La bombe a été lancée par un agent de l’état civil, Kyomuhendo Besereko, lors d’une formation sur «le mariage et sa conformité avec la loi» destinée à des leaders religieux du centre du pays, indique la plateforme d'information ougandaise Weinformers.net. Les mariages ne sont reconnus par la loi que lorsque le sacrement a été célébré dans des églises enregistrées devant le ministère du Culte.

Puisque le mariage civil n'est pas obligatoire en Ouganda, une union célébrée dans des lieux de culte illégaux est tout simplement inexistante.

Dans ce pays à majorité chrétienne, ce sont en priorité les églises évangéliques de la «Nouvelle naissance» qui sont touchées, soit plusieurs centaines de lieux de culte dans le pays. L’évêque Grabe Illukol, qui officie dans la région de Tororo (est de l’Ouganda) a par exemple «célébré 604 mariages en 4 décennies dans son église».

C'est pourquoi les pasteurs défendent leurs sacrements:

«Il n’y a rien de caduque –il n’est question de caducité que dans la mesure où la loi est invoquée— mais dès lors que la Bible est concernée, le mariage a eu lieu», rappelle le pasteur Joseph Serwadda, président de l’église de la Nouvelle naissance en Ouganda. Pour lui, «le mariage est une chasse-gardée de l’église».

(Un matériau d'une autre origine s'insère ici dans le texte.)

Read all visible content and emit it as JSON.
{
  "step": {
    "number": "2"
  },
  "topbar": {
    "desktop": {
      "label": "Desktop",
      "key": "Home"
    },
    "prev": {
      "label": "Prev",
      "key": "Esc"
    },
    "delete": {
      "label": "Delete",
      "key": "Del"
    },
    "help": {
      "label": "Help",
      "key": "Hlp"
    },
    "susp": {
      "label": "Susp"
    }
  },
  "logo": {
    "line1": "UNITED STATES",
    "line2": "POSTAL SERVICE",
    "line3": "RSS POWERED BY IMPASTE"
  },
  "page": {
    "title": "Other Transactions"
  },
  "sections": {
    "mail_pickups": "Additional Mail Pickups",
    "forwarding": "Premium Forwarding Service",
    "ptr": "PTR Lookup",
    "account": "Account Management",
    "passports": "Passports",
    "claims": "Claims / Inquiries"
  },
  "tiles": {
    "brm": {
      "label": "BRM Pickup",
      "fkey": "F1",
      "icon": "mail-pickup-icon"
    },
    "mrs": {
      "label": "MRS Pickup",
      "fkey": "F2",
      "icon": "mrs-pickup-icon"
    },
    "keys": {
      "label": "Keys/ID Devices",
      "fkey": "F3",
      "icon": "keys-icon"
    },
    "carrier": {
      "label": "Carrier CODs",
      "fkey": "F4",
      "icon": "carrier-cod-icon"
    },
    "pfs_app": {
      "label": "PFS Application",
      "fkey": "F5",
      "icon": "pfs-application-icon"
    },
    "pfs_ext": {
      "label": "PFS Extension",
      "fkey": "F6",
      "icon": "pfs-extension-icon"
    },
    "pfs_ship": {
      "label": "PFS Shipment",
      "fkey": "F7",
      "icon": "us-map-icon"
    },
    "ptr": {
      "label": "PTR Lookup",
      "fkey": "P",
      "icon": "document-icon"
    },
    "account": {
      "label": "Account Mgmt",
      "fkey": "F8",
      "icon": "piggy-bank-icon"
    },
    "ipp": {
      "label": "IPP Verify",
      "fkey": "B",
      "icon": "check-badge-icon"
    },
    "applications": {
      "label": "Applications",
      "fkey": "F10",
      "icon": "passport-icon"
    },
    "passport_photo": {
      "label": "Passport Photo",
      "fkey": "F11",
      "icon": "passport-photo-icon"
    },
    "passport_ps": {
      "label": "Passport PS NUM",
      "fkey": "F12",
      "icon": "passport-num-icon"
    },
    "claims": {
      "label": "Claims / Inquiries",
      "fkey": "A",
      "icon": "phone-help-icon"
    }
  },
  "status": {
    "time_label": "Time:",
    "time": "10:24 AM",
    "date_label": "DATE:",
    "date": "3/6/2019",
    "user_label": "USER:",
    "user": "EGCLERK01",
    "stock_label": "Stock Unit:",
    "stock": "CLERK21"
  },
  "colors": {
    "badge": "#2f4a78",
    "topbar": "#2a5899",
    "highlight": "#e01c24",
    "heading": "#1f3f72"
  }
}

De son côté, Juliet Luggya, une fonctionnaire chargée de l’état civil, rappelle sur BBC News:

«le mariage est une cérémonie administrative, parce qu’il touche au couple et affecte aussi les enfants qui naissent de cette union, de même que les propriétés acquises par le couple et tout ce qui dépend de lui».

Kyomuhendo Besereko estime que les pasteurs officiant dans ces églises risquent des poursuites. Juliet Luggya, de son côté, conseille vivement aux mariés de réitérer leurs vœux. Pour le meilleur et pour le pire.